Baisser la garde
J |
’aurai longtemps baissé la garde dans la nuit des fantômes, ces petites heures saignées à blanc, aux rues noires et glissantes. Je ne vais plus en meute mais en loup solitaire. J’ai repris pour écrire ma cervelle enfantine, celle qui cherche la tendresse. L’horizon sur la table recule à chaque mot. Je tends les mains au plus lointain du monde. Je vis de peu, de pierres et d’aubépines, de ce bruit qu’on entend, cet air entre deux mots. Quand les heures passent à la vitesse du malheur, je reste assis au bord du regard sur une chaise d’azur, à observer le ciel, à compter les cailloux, à dessiner du pied des visages de sable. Je mâchouille un brin d’herbe comme un bonhomme de route aux épaules d’oiseaux. Je vois la mer au-dessus des toits, des prairies dans les arbres, une forteresse d’herbes où dansent des fourmis. Le silence fait du bruit pour ne pas s’endormir.
Je n’écris pas avec les doigts dans la tête mais la main sur le cœur. J’écoute. J’attends. Je vis. J’écris un mot et un arbre se lève comme un grand sémaphore. J’entends la mer au bout d’une phrase, une portée d’insectes sur la page, la voix d’un ami à mille kilomètres. Il suffit de quelques lettres pour changer les boulets de canon en bulles de savon, le mildiou des mines en minous de poussière, la fumée des cigares en nuée de cigales. Tout ce qui n’existe pas est là comme un chien qui attend. Ma bouche s’ouvre sur un fleuve. Un rire y flotte en brin de paille. L’absence de perspective donne la sienne aux lettres. Toutes les formes sont possibles.
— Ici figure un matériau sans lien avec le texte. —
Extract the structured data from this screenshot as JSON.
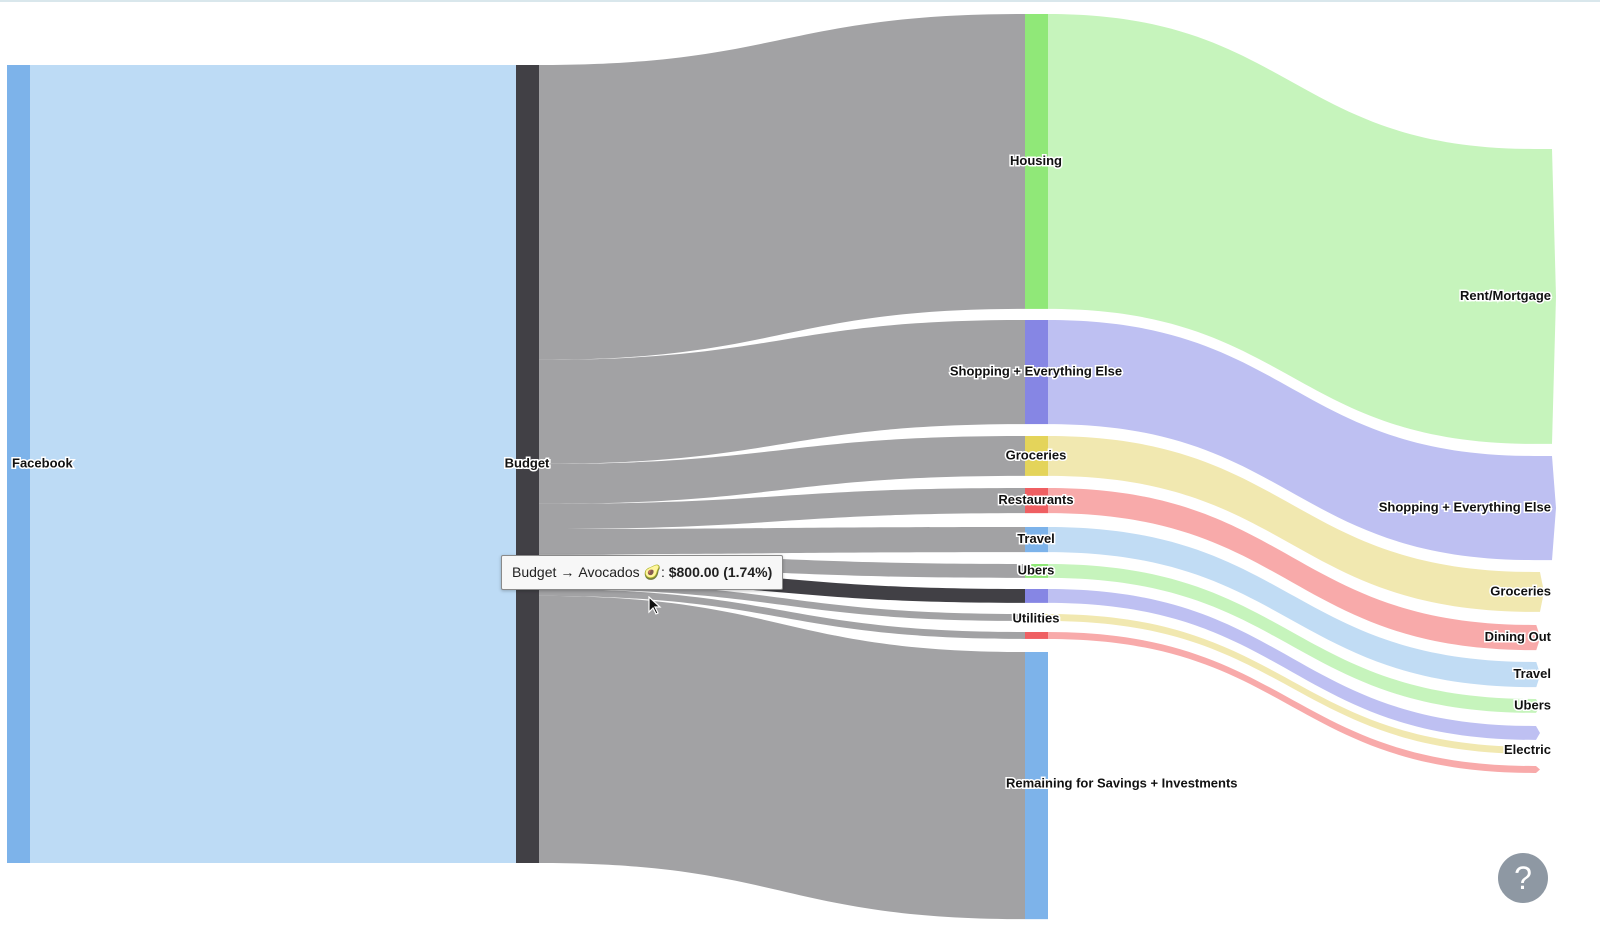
{
  "chart_data": {
    "type": "sankey",
    "nodes": [
      {
        "id": "facebook",
        "name": "Facebook",
        "color": "#7db3ea"
      },
      {
        "id": "budget",
        "name": "Budget",
        "color": "#414045"
      },
      {
        "id": "housing",
        "name": "Housing",
        "color": "#90e878"
      },
      {
        "id": "shopping",
        "name": "Shopping + Everything Else",
        "color": "#8686e4"
      },
      {
        "id": "groceries",
        "name": "Groceries",
        "color": "#e4d45a"
      },
      {
        "id": "restaurants",
        "name": "Restaurants",
        "color": "#ef5f62"
      },
      {
        "id": "travel",
        "name": "Travel",
        "color": "#7db3ea"
      },
      {
        "id": "ubers",
        "name": "Ubers",
        "color": "#90e878"
      },
      {
        "id": "avocados",
        "name": "",
        "color": "#8686e4"
      },
      {
        "id": "utilities",
        "name": "Utilities",
        "color": "#e4d45a"
      },
      {
        "id": "misc",
        "name": "",
        "color": "#ef5f62"
      },
      {
        "id": "savings",
        "name": "Remaining for Savings + Investments",
        "color": "#7db3ea"
      },
      {
        "id": "rent",
        "name": "Rent/Mortgage",
        "color": "#c6f4bc"
      },
      {
        "id": "shopping_out",
        "name": "Shopping + Everything Else",
        "color": "#bec0f2"
      },
      {
        "id": "groceries_out",
        "name": "Groceries",
        "color": "#f1e8b0"
      },
      {
        "id": "dining",
        "name": "Dining Out",
        "color": "#f8aaaa"
      },
      {
        "id": "travel_out",
        "name": "Travel",
        "color": "#c1dcf4"
      },
      {
        "id": "ubers_out",
        "name": "Ubers",
        "color": "#c6f4bc"
      },
      {
        "id": "avocados_out",
        "name": "",
        "color": "#bec0f2"
      },
      {
        "id": "electric",
        "name": "Electric",
        "color": "#f1e8b0"
      },
      {
        "id": "misc_out",
        "name": "",
        "color": "#f8aaaa"
      }
    ],
    "links": [
      {
        "source": "facebook",
        "target": "budget",
        "value": 46000,
        "color": "#bddbf5"
      },
      {
        "source": "budget",
        "target": "housing",
        "value": 17000,
        "color": "#a2a2a4"
      },
      {
        "source": "budget",
        "target": "shopping",
        "value": 6000,
        "color": "#a2a2a4"
      },
      {
        "source": "budget",
        "target": "groceries",
        "value": 2300,
        "color": "#a2a2a4"
      },
      {
        "source": "budget",
        "target": "restaurants",
        "value": 1450,
        "color": "#a2a2a4"
      },
      {
        "source": "budget",
        "target": "travel",
        "value": 1450,
        "color": "#a2a2a4"
      },
      {
        "source": "budget",
        "target": "ubers",
        "value": 800,
        "color": "#a2a2a4"
      },
      {
        "source": "budget",
        "target": "avocados",
        "value": 800,
        "color": "#414045"
      },
      {
        "source": "budget",
        "target": "utilities",
        "value": 400,
        "color": "#a2a2a4"
      },
      {
        "source": "budget",
        "target": "misc",
        "value": 400,
        "color": "#a2a2a4"
      },
      {
        "source": "budget",
        "target": "savings",
        "value": 15400,
        "color": "#a2a2a4"
      },
      {
        "source": "housing",
        "target": "rent",
        "value": 17000,
        "color": "#c6f4bc"
      },
      {
        "source": "shopping",
        "target": "shopping_out",
        "value": 6000,
        "color": "#bec0f2"
      },
      {
        "source": "groceries",
        "target": "groceries_out",
        "value": 2300,
        "color": "#f1e8b0"
      },
      {
        "source": "restaurants",
        "target": "dining",
        "value": 1450,
        "color": "#f8aaaa"
      },
      {
        "source": "travel",
        "target": "travel_out",
        "value": 1450,
        "color": "#c1dcf4"
      },
      {
        "source": "ubers",
        "target": "ubers_out",
        "value": 800,
        "color": "#c6f4bc"
      },
      {
        "source": "avocados",
        "target": "avocados_out",
        "value": 800,
        "color": "#bec0f2"
      },
      {
        "source": "utilities",
        "target": "electric",
        "value": 400,
        "color": "#f1e8b0"
      },
      {
        "source": "misc",
        "target": "misc_out",
        "value": 400,
        "color": "#f8aaaa"
      }
    ]
  },
  "tooltip": {
    "source": "Budget",
    "arrow": "→",
    "target": "Avocados 🥑",
    "value": "$800.00",
    "percent": "(1.74%)"
  },
  "help_button": {
    "label": "?"
  }
}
L’œil vivant des mots dessine ce qu’il voit. Il remonte le temps de la taupe au renard, du reptile à l’oiseau, de l’amibe à la main, de l’estuaire de la mort à la source utérine.
La main des métaphores réchauffe celle de l’abstraction. Quand elles se donnent l’une à l’autre, des images mentales prennent corps. Les oiseaux pensent. Les idées volent. Les verbes chantent. Les virgules frétillent. Les concepts éternuent. Le pain joue de la flûte. Les aphorismes enlèvent leur smoking. Je reprends la route des terres à bouse, des sentiers de sainfoin, des collines empierrées. J’ai plus appris de l’herbe à vache qu’à la lueur des logiciels. Je ne dors pas comme un zèbre en pyjama rayé, je veille entre les lignes. Je file la métaphore sur le rouet de l’encre. Je traîne en baluchon mon carnet d’écriture. J’avance, les rames sur l’épaule, en quête d’un radeau. Je cherche les maisons où le toit penche vers la vie, les escaliers qui montent en même temps que les marches, ce que la rose embaume en pleurant ses pétales, les odeurs animales sous le goudron des choses, les hommes qui se dressent sans écraser les autres.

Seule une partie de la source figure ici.